Politika

Sırrı Sakık: Bu yaşananlar 90’larda olup biten her şeyin, ezberin bir tekrarı; bu yol çıkmaz!

"Silahların susmasını istiyorsak, susanların konuşması gerekir"

23 Kasım 2016 23:55

Eski Demokrasi Partisi (DEP) milletvekili ve Ağrı Belediyesi Eş Başkanı Sırrı Sakık, Halkların Demokratik Partisi (HDP) ve Demokratik Bölgeler Partisi’ne (DBP) yapılan gözaltı ve tutuklamaları değerlendirdi. Sakık, en son olarak Mardin Belediyesi Eş Başkanı Ahmet Türk’ün gözaltına alınmasını “90’larda olup biten her şeyin, ezberin bir tekrarıdır” sözleriyle yorumladı.Tüm bunların çözüm olmadığını hep dile getirdiklerini, dün olduğu gibi bugün de bu söylemi dile getirmeye devam edeceklerini söyleyen Sakık, 2013’teki çözüm sürecini anımsatarak, o dönem atılan adımların bugün ihtiyaç duyulan ve olması gereken tek yol olduğunu kaydetti. 

“Yaşananları hayata geçirmek zaman kaybıdır”

DİHABER’den Hayri Demir’in haberine göre, Sakık, Kürt sorunun barışçıl ve demokratik bir şekilde çözümü için bir projenin ortaya konulması gerektiğini söyledi ve şöyle konuştu:

“Yoksa tutuklamalarla bu sorunun çözülmeyeceğini hayat bize gösterdi. Bu yolun doğru yol olmadığını her gün söylüyoruz. Yeniden yaşananları hayata geçirmek bir zaman kaybıdır. Demokratik siyasetin büyümesi, hayat bulması ve kalıcı barışın sağlanması gerekiyor. Bu nedenle de demokratik siyasetin önündeki engeller bir an önce kaldırılmalıdır.

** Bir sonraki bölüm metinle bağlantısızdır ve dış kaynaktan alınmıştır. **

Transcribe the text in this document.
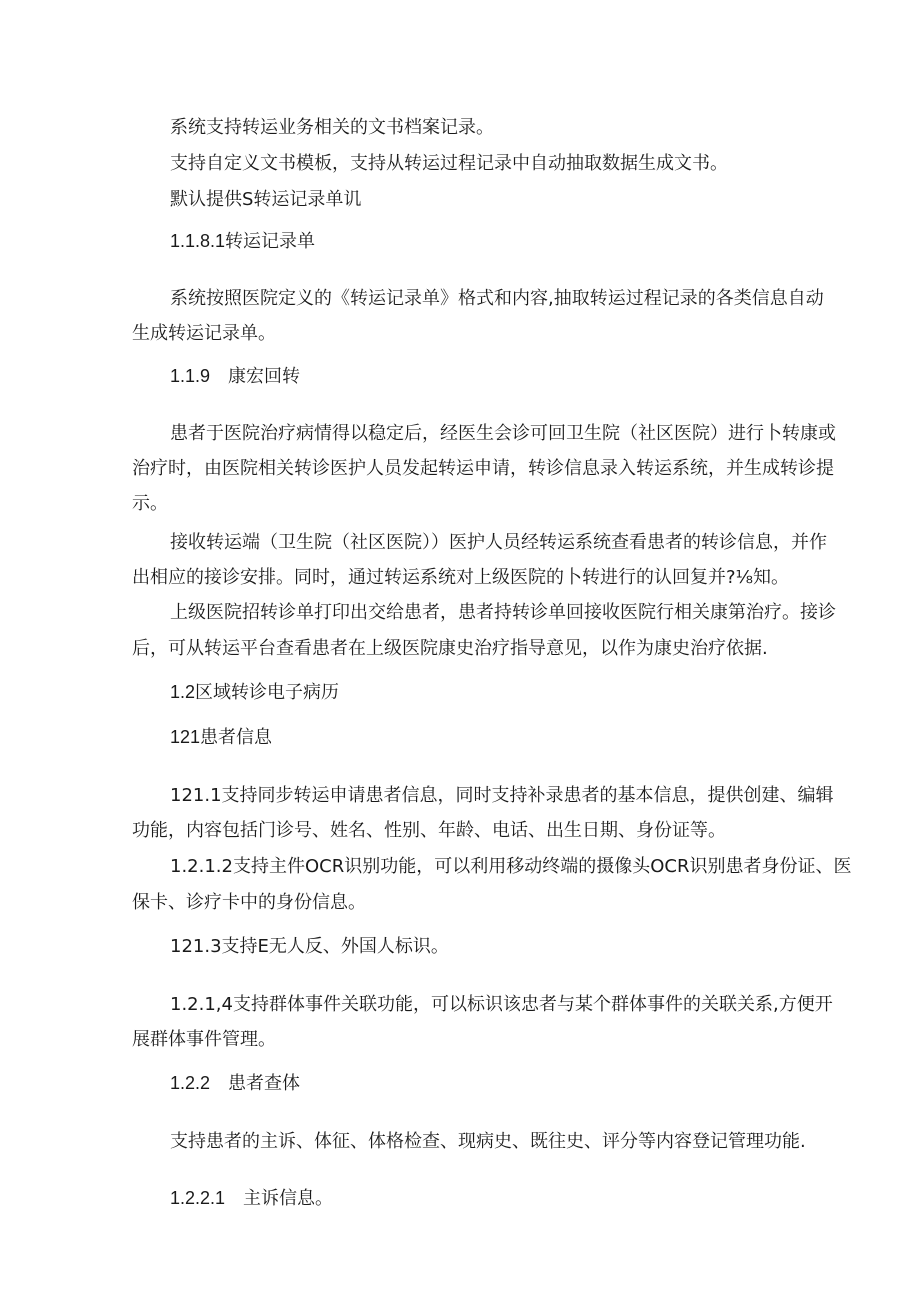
系统支持转运业务相关的文书档案记录。
支持自定义文书模板，支持从转运过程记录中自动抽取数据生成文书。
默认提供S转运记录单讥
1.1.8.1转运记录单
系统按照医院定义的《转运记录单》格式和内容,抽取转运过程记录的各类信息自动
生成转运记录单。
1.1.9　康宏回转
患者于医院治疗病情得以稳定后，经医生会诊可回卫生院（社区医院）进行卜转康或
治疗时，由医院相关转诊医护人员发起转运申请，转诊信息录入转运系统，并生成转诊提
示。
接收转运端（卫生院（社区医院））医护人员经转运系统查看患者的转诊信息，并作
出相应的接诊安排。同时，通过转运系统对上级医院的卜转进行的认回复并?⅛知。
上级医院招转诊单打印出交给患者，患者持转诊单回接收医院行相关康第治疗。接诊
后，可从转运平台查看患者在上级医院康史治疗指导意见，以作为康史治疗依据.
1.2区域转诊电子病历
121患者信息
121.1支持同步转运申请患者信息，同时支持补录患者的基本信息，提供创建、编辑
功能，内容包括门诊号、姓名、性别、年龄、电话、出生日期、身份证等。
1.2.1.2支持主件OCR识别功能，可以利用移动终端的摄像头OCR识别患者身份证、医
保卡、诊疗卡中的身份信息。
121.3支持E无人反、外国人标识。
1.2.1,4支持群体事件关联功能，可以标识该忠者与某个群体事件的关联关系,方便开
展群体事件管理。
1.2.2　患者查体
支持患者的主诉、体征、体格检查、现病史、既往史、评分等内容登记管理功能.
1.2.2.1　主诉信息。
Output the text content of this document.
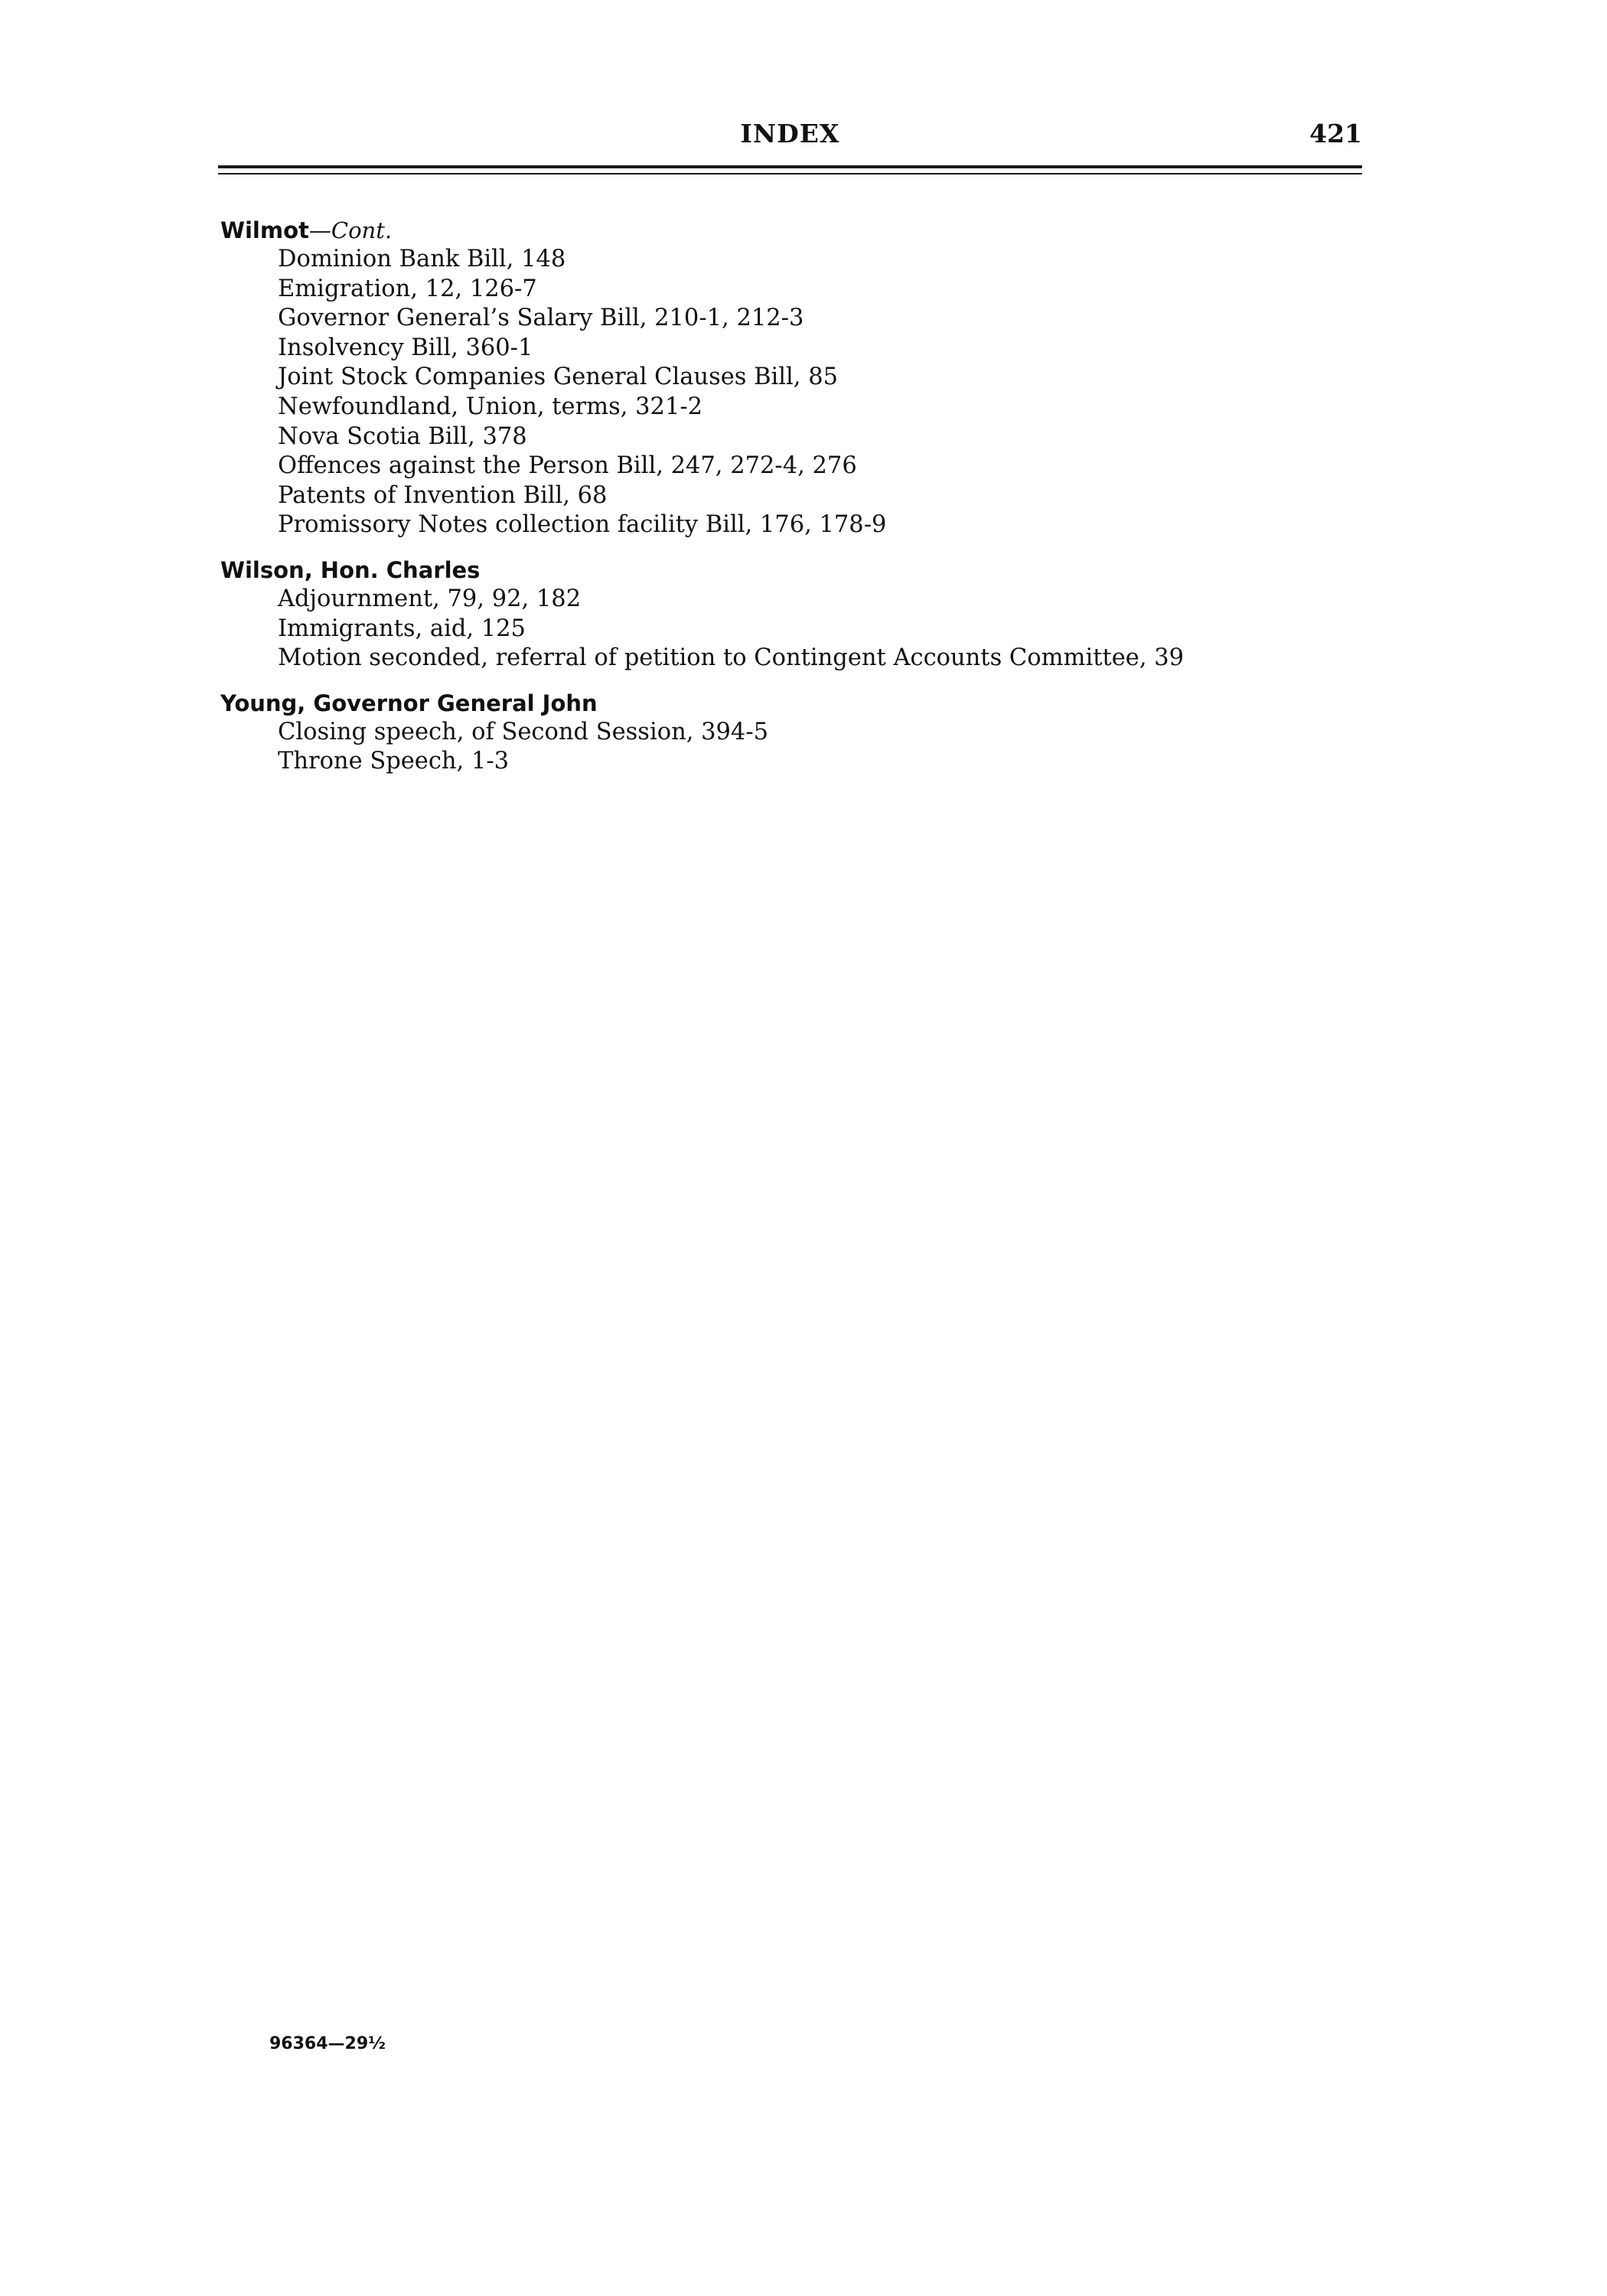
INDEX	421
Wilmot—Cont.
Dominion Bank Bill, 148
Emigration, 12, 126-7
Governor General’s Salary Bill, 210-1, 212-3
Insolvency Bill, 360-1
Joint Stock Companies General Clauses Bill, 85
Newfoundland, Union, terms, 321-2
Nova Scotia Bill, 378
Offences against the Person Bill, 247, 272-4, 276
Patents of Invention Bill, 68
Promissory Notes collection facility Bill, 176, 178-9
Wilson, Hon. Charles
Adjournment, 79, 92, 182
Immigrants, aid, 125
Motion seconded, referral of petition to Contingent Accounts Committee, 39
Young, Governor General John
Closing speech, of Second Session, 394-5
Throne Speech, 1-3
96364—29½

Asıl yapılması gereken zaten budur.”

“Bu yol çıkmaz”

Ahmet Türk’ün gözaltına alınmasına ilişkin de değerlendirme yapan Sakık, “Ahmet abi bütün hayatını barışın hayat bulması için çaba sarf eden bir siyasetçidir. Barışçıl kimliğiyle bilinene bir isimdir. 80’lerden bu yana aynı yöntemlerle karşı karşıya kalmıştı. Birlikte hep barış ve demokrasi talep ettik. Bugün de Ahmet Abi’nin talebi bu noktadadır ama kendisi şu an gözaltında. Bundan dolayı büyük bir utanç içinde olmamız gerekiyor. Bu yol çıkmaz bir yoldur” diye konuştu. 

“Susanlar konuşmalı”

Sakık, Kürt siyasetçilerine yönelik operasyonlar yapılmasına ilişkin de “Geçmişten bugüne kadar Kürt sorunun çözümünde iktidarlar değişse bile temel politikalar değişmemiştir. Sadece 2013’te bu iklim değişmişti ve o dönem Kürt siyaseti olarak da barışın gelişmesi için çaba sarf ettik. Ama geldiğimiz nokta yine ezberin tekrarı oldu. Bugün de iktidarın bu konuda ciddi bir projesinin olmayışının göstergesidir. Siyaset dünyası risk alabilmelidir. Özellikle silahların susmasını istiyorsak, susanların konuşması gerekir. Bu kan deryasından kurtulmak istiyorsak, susarak değil konuşarak bunun üstesinden gelebiliriz” dedi.